Another type of attack that must be considered is denial of service (DoS) attacks. A simple and cheap form of attack would be to print a 2D barcode with an attestation request on a sheet of paper and attach it, e.g., to a wall in the field of view of the camera. The camera would then continuously detect and decode the barcode in every captured frame. To prevent successive executions of the TPM_Quote command, the camera could keep recently seen nonces N 1 in a cache and only execute the quote command if the nonce is fresh. Nevertheless, the pointless effort of detecting the same barcode over and over again remains. Considering the runtime for barcode detection, this can easily overload the camera and render it useless for its actual surveillance tasks. To limit this risk, we suggest not to check every captured frame for a barcode, but to perform barcode detection only at a predefined interval (e.g., every 5 s). If the same barcode was read consecutively, this interval could be increased.

7 Conclusions and future work

In this work, we presented a concept for user-centric privacy awareness in video surveillance. The proposed system follows a community-based approach and empowers monitored persons to actively participate in registering cameras. The collected information is used to warn users of violations of their personal privacy policy. Users do not need specific devices, but all functionality can be implemented on conventional smartphones. Moreover, the system can be launched with support for basic privacy awareness levels and is easily extendable to more advanced levels once the required, trustworthy camera systems become available.

The primary focus of this study is on the realization of the highest privacy protection level.
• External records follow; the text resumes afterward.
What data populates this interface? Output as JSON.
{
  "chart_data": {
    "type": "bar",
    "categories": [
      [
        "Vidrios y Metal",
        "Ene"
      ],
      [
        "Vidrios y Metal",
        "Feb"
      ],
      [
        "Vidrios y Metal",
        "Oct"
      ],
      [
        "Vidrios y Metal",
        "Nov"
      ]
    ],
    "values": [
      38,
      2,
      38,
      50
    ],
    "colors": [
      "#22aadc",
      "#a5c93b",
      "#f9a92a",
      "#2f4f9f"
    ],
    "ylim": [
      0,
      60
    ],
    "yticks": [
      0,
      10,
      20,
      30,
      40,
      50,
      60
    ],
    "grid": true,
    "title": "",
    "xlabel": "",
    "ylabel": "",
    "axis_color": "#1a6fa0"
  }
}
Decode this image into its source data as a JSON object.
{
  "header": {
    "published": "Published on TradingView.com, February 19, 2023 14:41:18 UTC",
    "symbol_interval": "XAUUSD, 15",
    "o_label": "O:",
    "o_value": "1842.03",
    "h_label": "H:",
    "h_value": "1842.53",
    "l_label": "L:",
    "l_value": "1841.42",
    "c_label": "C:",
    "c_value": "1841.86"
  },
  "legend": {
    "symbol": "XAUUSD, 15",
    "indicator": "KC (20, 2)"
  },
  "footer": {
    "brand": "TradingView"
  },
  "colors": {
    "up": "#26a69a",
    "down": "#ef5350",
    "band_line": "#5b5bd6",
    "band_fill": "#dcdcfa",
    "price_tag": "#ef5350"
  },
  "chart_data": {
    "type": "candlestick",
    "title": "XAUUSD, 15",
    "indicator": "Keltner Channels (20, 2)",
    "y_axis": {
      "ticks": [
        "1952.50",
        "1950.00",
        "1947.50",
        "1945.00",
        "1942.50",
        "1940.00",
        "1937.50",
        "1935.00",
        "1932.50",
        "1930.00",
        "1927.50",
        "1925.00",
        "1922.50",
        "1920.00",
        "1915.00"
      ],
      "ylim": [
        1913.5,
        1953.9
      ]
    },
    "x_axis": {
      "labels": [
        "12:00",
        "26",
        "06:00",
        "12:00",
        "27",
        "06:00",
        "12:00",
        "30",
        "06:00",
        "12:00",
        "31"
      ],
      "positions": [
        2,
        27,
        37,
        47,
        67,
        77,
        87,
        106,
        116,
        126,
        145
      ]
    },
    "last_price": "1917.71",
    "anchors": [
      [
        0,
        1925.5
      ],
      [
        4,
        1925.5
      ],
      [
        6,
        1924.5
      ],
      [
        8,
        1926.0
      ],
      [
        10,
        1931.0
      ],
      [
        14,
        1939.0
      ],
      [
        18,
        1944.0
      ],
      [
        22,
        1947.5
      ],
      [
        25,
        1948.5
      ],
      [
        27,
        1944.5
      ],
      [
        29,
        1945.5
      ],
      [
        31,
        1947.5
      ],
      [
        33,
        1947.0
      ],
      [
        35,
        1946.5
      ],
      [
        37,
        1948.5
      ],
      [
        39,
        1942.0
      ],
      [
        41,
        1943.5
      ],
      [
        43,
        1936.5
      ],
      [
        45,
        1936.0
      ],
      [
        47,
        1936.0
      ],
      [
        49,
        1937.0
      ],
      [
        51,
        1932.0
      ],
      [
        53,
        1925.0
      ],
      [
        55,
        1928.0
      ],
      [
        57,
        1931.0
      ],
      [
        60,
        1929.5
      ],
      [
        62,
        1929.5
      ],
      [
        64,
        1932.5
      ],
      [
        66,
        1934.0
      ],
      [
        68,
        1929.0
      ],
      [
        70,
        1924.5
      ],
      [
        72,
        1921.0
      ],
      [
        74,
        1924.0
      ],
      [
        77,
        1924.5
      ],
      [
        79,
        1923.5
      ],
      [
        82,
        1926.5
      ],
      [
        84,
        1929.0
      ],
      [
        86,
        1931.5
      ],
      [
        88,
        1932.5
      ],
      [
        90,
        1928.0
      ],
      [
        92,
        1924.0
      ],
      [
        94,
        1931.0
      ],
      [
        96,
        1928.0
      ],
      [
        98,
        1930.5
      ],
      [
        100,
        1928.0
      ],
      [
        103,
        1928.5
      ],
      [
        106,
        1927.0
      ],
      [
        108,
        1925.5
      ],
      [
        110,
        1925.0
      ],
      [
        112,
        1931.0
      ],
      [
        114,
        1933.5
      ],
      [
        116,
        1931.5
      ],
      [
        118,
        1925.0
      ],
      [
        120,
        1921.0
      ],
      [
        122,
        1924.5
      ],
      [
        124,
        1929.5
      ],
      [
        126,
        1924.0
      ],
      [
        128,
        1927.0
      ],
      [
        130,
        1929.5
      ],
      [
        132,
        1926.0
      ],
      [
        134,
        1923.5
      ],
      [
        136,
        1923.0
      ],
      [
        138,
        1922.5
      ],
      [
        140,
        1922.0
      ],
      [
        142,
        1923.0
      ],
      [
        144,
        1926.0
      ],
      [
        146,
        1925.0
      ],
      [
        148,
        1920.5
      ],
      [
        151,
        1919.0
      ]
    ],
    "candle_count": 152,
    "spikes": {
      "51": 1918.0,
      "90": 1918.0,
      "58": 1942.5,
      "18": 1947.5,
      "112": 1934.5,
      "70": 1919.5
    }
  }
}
We have presented a system architecture and in-depth description for a direct user feedback mechanism. Based on established security technology, users gain insight into applications running on a camera. With the help of the TrustCenter, behavioral information and human comprehensible descriptions can be obtained. We presented an extensive performance analysis based on a prototype implementation. The results illustrate the practical feasibility of the approach using available technology.

In a future study, we intend to investigate several aspects including a more complete TrustCenter implementation, a security analysis of the proposed protocols and extended evaluations of barcode detection performance under various conditions (e.g., indoor vs. outdoor). Finally, a user study could help to determine how, in what form and at what detail TrustCenter reports should be presented to maximize user benefit.